Allendoerfer and Weil’s generalization of Gauss-Bonnet Theorem

characteristic-classesdifferential-geometrymath-historyriemannian-geometry

In Peter Petersen's Riemannian Geometry (reference, p. 98), he says that

The theorem is now called the Chern-Gauss-Bonnet Theorem despite the fact that Allendoerfer and Weil were the first to prove it in complete generality in higher dimensions.

But on Wikepedia (reference), it is said that

In 1943, Carl B. Allendoerfer and André Weil proved a special case for extrinsic manifolds. In a classic paper published in 1944, Shiing-Shen Chern proved the theorem in full generality connecting global topology with local geometry.

Who was really the first to prove the "full generality"? I don't have enough knowledge of differential geometry to judge it myself, but I want to know the history.

Best Answer

Every Riemannian manifold $(X,g)$ can be isometrically embedded into $\mathbb{R}^N$ for $N$ sufficiently large.
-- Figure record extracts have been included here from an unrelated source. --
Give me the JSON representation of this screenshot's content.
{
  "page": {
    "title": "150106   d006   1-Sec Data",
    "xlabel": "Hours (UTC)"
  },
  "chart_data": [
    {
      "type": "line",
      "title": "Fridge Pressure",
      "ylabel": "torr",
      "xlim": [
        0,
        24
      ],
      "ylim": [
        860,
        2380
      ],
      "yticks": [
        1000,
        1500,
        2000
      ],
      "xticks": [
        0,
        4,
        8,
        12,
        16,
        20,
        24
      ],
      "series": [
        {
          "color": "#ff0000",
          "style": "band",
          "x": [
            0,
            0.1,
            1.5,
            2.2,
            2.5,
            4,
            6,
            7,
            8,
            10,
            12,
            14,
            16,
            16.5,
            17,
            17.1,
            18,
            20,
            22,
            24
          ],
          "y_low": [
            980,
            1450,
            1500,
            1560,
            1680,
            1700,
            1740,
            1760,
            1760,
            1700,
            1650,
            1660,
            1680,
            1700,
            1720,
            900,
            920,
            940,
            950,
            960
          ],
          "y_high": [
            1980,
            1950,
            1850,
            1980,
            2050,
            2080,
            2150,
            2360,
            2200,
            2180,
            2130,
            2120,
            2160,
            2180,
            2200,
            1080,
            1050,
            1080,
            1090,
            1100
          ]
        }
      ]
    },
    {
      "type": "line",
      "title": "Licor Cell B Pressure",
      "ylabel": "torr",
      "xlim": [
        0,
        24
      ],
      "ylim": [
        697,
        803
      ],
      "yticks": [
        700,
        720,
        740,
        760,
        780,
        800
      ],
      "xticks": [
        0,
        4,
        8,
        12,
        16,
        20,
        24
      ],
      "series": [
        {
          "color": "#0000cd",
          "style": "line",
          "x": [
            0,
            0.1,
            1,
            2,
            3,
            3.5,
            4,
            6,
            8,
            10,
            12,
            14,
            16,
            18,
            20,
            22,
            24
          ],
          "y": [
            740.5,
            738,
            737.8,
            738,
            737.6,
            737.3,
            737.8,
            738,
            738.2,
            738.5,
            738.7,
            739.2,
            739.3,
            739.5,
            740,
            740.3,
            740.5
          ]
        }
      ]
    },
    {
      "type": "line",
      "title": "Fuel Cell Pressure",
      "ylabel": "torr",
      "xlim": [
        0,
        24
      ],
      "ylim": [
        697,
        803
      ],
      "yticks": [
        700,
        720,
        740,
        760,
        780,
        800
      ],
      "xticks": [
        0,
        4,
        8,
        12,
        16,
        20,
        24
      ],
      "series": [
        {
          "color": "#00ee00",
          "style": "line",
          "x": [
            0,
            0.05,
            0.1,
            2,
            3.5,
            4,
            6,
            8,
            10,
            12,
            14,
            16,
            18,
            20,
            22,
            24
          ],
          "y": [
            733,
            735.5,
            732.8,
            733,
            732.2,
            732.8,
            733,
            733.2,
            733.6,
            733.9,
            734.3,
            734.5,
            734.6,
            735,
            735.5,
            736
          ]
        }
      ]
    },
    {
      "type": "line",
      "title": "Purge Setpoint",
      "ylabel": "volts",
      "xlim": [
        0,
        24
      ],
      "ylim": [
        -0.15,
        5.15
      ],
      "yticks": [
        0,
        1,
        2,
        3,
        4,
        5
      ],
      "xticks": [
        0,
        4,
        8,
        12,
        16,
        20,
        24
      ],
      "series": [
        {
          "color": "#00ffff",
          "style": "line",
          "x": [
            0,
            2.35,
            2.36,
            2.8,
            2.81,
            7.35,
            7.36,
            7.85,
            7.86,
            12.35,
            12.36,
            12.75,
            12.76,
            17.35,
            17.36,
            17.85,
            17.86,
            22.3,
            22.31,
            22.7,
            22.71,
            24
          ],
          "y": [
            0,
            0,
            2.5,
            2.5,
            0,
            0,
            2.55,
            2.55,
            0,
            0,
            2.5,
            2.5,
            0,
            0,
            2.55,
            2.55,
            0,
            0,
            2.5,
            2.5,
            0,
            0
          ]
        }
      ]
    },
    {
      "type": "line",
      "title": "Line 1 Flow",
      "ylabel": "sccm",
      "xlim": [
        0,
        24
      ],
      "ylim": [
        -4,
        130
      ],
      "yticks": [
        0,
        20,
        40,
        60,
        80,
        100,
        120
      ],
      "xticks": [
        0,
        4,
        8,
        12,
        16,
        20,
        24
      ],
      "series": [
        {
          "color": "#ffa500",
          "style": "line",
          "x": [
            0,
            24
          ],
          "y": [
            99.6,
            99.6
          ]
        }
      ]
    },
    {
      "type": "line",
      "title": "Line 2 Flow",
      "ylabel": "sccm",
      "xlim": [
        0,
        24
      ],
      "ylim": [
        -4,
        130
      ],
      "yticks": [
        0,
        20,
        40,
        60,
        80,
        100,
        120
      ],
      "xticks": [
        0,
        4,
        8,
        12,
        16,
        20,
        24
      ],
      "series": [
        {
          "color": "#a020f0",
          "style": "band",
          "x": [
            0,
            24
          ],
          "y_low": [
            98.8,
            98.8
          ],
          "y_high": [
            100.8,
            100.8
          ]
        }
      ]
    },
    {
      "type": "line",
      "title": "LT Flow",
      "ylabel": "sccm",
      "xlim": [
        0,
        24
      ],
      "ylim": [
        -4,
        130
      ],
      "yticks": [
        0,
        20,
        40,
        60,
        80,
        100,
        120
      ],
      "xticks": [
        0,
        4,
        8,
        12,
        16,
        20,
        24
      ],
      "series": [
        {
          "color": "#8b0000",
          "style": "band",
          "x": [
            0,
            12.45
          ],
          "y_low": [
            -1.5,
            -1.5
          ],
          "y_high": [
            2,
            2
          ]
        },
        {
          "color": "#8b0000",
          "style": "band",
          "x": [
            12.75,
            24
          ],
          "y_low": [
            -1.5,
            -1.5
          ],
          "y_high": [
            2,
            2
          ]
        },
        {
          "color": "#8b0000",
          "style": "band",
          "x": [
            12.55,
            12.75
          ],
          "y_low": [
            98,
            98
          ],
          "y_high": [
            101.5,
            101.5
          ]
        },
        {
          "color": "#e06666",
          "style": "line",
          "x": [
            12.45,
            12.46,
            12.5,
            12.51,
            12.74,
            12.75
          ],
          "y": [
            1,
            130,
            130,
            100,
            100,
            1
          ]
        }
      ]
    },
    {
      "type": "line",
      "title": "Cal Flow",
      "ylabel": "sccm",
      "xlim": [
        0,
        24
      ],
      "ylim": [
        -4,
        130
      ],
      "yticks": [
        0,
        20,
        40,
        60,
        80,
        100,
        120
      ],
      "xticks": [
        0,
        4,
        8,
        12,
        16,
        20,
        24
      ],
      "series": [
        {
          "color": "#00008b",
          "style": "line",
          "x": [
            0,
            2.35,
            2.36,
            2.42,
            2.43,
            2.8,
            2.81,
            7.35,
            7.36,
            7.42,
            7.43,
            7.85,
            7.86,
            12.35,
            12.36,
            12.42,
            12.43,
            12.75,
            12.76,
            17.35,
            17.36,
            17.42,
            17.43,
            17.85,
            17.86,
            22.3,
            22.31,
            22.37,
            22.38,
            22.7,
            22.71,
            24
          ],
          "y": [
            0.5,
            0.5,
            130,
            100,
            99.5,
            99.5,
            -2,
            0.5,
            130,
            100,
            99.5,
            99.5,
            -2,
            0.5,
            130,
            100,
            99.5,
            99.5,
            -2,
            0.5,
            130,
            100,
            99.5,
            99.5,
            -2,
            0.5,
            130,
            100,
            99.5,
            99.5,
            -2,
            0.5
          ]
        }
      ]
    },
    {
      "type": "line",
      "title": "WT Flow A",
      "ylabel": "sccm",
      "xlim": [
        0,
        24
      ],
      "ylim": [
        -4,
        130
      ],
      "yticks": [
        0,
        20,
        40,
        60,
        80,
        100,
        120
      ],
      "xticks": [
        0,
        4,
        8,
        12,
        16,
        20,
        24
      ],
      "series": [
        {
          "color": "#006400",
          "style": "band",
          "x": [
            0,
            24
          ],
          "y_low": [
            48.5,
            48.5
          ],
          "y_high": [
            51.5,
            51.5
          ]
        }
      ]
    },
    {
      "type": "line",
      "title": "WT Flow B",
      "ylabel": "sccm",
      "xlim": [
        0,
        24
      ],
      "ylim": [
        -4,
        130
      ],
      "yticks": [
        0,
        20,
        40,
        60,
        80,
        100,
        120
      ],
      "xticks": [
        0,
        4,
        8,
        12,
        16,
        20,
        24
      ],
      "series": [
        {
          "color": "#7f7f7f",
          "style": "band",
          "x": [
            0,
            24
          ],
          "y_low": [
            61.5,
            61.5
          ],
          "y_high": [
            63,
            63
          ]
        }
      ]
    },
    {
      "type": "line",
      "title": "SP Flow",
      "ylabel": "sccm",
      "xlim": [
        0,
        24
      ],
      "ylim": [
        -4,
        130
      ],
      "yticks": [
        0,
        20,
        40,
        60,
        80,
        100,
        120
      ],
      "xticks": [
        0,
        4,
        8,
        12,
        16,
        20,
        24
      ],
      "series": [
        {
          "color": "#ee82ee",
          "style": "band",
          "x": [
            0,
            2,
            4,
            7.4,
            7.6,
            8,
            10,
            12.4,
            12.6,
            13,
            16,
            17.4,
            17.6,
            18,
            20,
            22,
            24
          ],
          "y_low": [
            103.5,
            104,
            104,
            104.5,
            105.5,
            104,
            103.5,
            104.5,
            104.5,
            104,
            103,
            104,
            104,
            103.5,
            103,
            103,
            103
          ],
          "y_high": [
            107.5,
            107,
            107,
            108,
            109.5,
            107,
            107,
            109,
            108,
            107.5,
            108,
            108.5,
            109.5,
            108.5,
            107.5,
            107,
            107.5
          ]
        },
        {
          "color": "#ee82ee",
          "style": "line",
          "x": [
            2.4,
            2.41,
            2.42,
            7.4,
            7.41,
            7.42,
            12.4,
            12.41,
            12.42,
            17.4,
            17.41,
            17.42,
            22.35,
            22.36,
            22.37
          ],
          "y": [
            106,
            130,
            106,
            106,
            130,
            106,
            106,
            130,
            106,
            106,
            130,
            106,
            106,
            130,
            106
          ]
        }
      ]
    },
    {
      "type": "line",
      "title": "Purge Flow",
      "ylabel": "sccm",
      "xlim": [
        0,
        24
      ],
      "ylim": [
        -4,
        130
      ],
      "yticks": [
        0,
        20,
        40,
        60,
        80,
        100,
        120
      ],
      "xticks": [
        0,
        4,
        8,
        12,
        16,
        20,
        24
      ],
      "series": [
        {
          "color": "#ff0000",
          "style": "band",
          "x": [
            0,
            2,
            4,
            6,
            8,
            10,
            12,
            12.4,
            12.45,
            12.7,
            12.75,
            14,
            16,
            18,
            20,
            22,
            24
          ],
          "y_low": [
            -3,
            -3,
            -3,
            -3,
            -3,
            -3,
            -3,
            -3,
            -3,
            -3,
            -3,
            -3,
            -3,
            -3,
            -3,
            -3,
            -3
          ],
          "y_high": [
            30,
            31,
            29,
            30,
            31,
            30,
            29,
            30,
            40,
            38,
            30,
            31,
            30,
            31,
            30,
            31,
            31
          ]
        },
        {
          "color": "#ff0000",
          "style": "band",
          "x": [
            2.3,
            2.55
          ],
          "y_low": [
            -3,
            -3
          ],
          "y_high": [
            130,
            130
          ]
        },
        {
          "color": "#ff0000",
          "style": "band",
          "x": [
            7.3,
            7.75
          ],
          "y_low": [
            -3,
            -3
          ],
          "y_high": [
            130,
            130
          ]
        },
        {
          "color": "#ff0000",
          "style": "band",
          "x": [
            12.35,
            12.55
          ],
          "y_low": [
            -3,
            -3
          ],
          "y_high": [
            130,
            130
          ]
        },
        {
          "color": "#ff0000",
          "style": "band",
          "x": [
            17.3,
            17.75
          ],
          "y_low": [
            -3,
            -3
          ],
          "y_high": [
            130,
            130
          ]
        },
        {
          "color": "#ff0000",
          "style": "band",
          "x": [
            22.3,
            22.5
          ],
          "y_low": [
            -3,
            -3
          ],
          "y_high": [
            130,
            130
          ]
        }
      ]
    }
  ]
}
So in principle, when one wants to prove something about Riemannian manifolds, it suffices to consider isometrically embedded submanifolds $X\subset\mathbb{R}^N$. However, this is not the most natural way to study the geometric object $(X,g)$, because it requires a choice of embedding into $\mathbb{R}^N$. Hence, this is called "extrinsic". The text states that Carl B. Allendoerfer and André Weil proved the theorem in full generality for embedded submanifolds $X\subset\mathbb{R}^N$, and thus for every Riemannian manifold - but not in the most natural way, because it requires a choice of embedding.

There is also a way to prove the same theorem without making reference to any embedding into Euclidean space. This is called "intrinsic", and the text states the Chern was the first to prove the theorem in full generality without making reference to such an embedding. Doing this does not prove anything new, because every Riemannian manifold can already be viewed as a submanifold of some $\mathbb{R}^N$. This is why the text says "despite the fact that Allendoerfer and Weil were the first to prove it in complete generality in higher dimensions." - Chern wasn't the first to prove the theorem, but he gave a more natural proof, which is why the result now bears his name.